Ok, you're right there were a few things that bothered me, but I swear they're really minor bugs. Dana will solve everything in the morning ( 8) come on guys, laugh with me).  Seriously, though everything pretty much was hunky dory, but since you asked...

  • The biggest irritation was found in the logger.  When the auto-naming function is enabled it only uses a single digit e.g.. "demo footage_1 then 2,3 NOT I repeat NOT "demo footage_001, 002, 003"  This could conceivably be a giant hassle later on in the EDL process, probably involving lots of notepad typing, ICK. Anyway, Pinnacle's tech gurus, Patrick and James assured me they were going to look into it.  As well, I fully admit to perhaps doing it wrong, but I doubt it.

  • Since we are now able to edit in different codecs, it would be nice if there was an easy way to tell the difference on the timeline. For instance a little "DV or MPEG2" on the clip or perhaps color code them e.g.. Purple for dv25, Silver for Mpeg2, Blue for uncompressed (get it, HAH! knee slapper there :)

  • I would like to see the dropped frame counter include audio as well. Maybe it's never happened to you, but when dealing with long form, it happens to me.

  • I guess the last thing would be a clip mute button.  As it stands right now, you only have the ability to mute entire tracks.

See I told you, just nit picking, most of the stuff save for the "Logging Issue" has very easy fixes that we may see shortly in the second build. Otherwise everything was great.
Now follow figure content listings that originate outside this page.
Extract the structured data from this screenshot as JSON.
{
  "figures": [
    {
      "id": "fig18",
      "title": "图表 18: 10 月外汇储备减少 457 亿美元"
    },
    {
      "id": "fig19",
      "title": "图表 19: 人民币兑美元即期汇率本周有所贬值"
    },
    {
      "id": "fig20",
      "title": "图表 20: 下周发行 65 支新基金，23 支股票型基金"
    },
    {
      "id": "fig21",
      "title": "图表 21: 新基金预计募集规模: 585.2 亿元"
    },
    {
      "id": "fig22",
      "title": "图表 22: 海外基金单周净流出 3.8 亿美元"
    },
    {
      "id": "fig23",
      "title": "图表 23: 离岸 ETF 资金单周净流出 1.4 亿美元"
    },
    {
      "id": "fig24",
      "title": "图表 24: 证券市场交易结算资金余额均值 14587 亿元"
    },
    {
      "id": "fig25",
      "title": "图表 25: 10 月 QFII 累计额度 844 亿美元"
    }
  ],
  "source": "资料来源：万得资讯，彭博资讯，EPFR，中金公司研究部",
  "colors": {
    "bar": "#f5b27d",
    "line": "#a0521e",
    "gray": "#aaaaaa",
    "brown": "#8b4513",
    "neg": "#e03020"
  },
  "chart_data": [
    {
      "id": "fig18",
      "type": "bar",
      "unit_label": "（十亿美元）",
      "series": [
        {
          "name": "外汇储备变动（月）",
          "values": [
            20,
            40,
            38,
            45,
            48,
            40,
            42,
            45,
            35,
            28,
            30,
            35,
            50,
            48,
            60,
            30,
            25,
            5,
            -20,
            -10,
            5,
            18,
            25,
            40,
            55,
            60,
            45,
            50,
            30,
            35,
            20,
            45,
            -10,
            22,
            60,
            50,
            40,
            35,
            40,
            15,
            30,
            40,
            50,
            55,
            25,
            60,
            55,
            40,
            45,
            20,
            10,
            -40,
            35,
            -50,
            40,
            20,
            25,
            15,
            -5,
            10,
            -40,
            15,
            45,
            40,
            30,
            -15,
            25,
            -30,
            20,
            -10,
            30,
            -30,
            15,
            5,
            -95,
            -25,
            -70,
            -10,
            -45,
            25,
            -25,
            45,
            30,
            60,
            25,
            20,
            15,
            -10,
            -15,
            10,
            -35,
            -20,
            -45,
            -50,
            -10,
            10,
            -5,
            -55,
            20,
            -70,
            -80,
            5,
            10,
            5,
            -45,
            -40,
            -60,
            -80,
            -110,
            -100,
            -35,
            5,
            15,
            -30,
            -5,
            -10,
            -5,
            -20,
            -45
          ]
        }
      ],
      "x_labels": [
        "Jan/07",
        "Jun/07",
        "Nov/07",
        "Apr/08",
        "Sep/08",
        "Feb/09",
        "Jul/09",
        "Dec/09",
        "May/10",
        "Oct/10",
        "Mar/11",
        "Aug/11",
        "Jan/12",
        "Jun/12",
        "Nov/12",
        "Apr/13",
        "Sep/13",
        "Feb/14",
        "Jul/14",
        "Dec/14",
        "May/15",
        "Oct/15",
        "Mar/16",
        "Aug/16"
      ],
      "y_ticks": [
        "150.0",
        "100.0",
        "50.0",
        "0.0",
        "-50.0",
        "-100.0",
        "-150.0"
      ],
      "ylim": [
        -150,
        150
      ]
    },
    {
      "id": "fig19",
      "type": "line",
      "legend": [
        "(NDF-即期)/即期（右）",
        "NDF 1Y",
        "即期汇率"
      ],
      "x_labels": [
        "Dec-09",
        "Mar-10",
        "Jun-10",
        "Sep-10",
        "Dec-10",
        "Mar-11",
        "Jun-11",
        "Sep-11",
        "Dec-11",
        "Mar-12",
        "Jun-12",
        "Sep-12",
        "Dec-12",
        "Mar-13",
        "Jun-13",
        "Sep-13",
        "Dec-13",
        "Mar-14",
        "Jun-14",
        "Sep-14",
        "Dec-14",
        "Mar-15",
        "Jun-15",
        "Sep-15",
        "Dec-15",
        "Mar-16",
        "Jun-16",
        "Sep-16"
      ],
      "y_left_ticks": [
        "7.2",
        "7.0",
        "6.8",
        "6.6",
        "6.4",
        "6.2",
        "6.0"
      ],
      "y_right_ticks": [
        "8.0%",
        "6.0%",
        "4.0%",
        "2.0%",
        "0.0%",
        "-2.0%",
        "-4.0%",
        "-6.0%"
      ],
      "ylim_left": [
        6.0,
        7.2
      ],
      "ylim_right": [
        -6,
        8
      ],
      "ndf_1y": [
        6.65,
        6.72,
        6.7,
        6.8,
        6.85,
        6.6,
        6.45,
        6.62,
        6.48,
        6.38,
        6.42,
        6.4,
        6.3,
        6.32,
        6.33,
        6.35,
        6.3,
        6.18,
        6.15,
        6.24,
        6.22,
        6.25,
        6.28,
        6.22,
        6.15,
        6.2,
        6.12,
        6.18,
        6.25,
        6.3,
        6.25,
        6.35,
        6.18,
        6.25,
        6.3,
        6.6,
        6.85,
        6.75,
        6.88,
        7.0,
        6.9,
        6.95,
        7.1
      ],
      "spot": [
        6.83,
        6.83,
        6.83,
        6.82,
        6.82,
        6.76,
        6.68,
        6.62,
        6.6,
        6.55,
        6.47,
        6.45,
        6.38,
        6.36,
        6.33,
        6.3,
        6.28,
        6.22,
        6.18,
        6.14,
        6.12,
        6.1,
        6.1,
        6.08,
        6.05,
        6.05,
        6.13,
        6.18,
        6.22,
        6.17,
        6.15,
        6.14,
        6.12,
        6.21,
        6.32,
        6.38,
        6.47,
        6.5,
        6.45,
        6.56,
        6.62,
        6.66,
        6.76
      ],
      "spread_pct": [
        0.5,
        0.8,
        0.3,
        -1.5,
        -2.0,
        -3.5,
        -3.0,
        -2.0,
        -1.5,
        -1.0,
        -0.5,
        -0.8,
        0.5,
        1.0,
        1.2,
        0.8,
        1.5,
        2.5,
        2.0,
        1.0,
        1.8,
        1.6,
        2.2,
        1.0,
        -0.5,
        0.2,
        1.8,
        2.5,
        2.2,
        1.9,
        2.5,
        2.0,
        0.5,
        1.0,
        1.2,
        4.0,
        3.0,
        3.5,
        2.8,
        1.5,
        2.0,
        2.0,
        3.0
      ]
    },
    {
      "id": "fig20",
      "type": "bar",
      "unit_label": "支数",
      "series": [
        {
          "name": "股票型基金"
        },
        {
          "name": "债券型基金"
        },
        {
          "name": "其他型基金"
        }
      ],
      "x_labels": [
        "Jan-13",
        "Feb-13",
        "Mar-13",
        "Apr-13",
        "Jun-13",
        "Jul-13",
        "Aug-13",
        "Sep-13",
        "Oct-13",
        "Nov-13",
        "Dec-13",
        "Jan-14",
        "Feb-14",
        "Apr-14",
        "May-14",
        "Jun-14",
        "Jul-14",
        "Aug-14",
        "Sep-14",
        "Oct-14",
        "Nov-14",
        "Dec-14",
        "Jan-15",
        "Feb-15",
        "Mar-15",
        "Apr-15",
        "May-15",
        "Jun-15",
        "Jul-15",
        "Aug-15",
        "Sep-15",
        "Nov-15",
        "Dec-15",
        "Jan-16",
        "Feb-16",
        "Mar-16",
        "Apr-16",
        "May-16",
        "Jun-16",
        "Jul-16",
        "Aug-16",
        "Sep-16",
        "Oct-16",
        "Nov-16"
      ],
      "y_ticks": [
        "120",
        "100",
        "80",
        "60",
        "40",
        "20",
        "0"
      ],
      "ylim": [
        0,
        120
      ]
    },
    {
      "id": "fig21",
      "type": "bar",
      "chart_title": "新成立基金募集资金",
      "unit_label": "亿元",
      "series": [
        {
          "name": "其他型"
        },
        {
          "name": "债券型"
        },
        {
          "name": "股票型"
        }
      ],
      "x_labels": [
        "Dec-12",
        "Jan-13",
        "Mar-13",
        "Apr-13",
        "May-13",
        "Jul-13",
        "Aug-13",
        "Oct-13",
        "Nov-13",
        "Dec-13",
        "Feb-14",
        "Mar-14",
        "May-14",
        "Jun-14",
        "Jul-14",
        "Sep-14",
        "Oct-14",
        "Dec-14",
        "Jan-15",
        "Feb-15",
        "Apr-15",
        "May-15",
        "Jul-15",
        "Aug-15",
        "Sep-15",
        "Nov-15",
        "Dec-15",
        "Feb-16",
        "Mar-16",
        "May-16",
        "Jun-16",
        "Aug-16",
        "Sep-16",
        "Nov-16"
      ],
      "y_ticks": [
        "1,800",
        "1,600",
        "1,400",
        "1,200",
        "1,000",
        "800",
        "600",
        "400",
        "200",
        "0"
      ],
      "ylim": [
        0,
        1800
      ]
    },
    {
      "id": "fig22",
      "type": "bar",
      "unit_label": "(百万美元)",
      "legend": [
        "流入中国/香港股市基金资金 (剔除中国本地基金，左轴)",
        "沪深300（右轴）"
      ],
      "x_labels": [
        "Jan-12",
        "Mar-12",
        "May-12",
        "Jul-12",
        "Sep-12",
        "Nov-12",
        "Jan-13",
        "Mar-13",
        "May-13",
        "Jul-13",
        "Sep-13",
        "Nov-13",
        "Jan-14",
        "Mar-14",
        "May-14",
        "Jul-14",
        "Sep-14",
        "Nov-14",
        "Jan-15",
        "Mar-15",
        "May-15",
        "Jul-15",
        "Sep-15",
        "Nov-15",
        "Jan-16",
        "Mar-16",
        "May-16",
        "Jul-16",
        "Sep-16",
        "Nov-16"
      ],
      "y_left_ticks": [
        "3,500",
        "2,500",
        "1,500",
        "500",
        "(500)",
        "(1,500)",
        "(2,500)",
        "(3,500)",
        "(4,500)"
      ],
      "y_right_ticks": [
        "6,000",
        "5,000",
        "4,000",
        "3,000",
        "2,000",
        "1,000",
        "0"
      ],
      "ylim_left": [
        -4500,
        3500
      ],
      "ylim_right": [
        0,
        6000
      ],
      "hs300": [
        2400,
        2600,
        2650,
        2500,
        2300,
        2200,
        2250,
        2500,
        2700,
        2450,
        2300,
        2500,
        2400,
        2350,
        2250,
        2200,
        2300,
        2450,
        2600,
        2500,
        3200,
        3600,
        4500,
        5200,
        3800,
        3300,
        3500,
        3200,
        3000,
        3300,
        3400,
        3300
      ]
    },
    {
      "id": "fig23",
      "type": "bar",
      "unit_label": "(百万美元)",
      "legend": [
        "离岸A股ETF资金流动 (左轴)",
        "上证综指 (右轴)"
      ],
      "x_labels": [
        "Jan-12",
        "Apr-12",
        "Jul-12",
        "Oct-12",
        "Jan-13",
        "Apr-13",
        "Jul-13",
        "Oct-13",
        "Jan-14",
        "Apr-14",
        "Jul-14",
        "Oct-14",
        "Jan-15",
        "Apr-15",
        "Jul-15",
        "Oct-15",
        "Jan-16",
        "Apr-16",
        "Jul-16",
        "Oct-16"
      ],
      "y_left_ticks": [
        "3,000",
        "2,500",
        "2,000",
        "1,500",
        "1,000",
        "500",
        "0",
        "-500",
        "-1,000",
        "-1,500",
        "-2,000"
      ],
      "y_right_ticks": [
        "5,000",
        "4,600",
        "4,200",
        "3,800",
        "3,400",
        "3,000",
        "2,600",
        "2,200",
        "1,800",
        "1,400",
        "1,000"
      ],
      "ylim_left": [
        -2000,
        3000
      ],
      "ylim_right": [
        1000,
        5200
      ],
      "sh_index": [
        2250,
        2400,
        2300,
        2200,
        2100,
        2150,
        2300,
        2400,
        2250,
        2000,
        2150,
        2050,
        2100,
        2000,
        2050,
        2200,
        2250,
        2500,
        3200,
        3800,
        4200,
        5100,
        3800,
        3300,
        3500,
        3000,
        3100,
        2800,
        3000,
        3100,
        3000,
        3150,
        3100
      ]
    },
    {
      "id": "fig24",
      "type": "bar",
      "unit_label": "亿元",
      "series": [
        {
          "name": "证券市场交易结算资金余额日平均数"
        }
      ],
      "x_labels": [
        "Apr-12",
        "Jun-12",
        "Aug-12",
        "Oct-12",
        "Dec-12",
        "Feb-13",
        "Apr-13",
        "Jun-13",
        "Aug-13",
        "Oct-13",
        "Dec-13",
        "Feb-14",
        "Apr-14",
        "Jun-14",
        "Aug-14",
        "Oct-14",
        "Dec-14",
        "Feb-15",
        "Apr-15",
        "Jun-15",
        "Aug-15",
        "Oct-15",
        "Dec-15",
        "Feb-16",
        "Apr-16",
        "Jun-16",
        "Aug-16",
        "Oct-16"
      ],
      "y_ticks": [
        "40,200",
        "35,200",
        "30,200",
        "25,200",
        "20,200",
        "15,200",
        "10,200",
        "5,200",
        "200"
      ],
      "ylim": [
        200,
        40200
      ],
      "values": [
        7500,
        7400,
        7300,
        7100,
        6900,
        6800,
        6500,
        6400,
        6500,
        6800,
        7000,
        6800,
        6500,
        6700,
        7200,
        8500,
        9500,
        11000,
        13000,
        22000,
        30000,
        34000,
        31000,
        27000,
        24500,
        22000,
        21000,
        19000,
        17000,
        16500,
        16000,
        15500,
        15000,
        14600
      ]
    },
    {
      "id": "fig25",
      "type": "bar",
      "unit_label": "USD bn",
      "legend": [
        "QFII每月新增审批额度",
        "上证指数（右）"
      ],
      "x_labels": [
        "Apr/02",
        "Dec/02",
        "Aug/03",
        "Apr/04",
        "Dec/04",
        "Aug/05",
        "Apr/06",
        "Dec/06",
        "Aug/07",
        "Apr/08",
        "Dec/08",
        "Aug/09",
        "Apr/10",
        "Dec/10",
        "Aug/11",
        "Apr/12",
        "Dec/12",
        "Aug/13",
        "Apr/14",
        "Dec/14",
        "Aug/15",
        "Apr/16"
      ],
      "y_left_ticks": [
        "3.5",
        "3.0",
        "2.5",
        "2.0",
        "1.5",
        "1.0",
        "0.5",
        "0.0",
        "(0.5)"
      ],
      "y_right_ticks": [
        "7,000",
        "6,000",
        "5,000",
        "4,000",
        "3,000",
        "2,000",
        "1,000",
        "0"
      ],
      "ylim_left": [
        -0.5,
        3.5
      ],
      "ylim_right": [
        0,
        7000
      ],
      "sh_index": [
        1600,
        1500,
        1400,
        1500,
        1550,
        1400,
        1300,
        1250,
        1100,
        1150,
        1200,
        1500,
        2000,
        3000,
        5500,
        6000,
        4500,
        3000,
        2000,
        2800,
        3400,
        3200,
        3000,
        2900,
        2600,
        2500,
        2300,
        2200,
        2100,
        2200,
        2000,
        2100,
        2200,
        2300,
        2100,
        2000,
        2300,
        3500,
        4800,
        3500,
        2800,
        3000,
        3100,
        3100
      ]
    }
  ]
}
Right...soooo...anything else??

Why yes, now that you mention it, this would be a good time to tell you about price and availability.  Right now the pricing is as follows:

  • For current T3k owners your looking at $4995 until the end of September then Bam!  The price doubles.

Or

  • If you'd like DV411 to build it, the boards and software costs $14,995.00 which comes with your choice of digital or analog bob.  One of our machines will cost between $4K and $7K depending on storage.  OR you can buy Pinnacle's complete Liquid Chrome XW8000 Turnkey System for $19,995.  (Pro not included).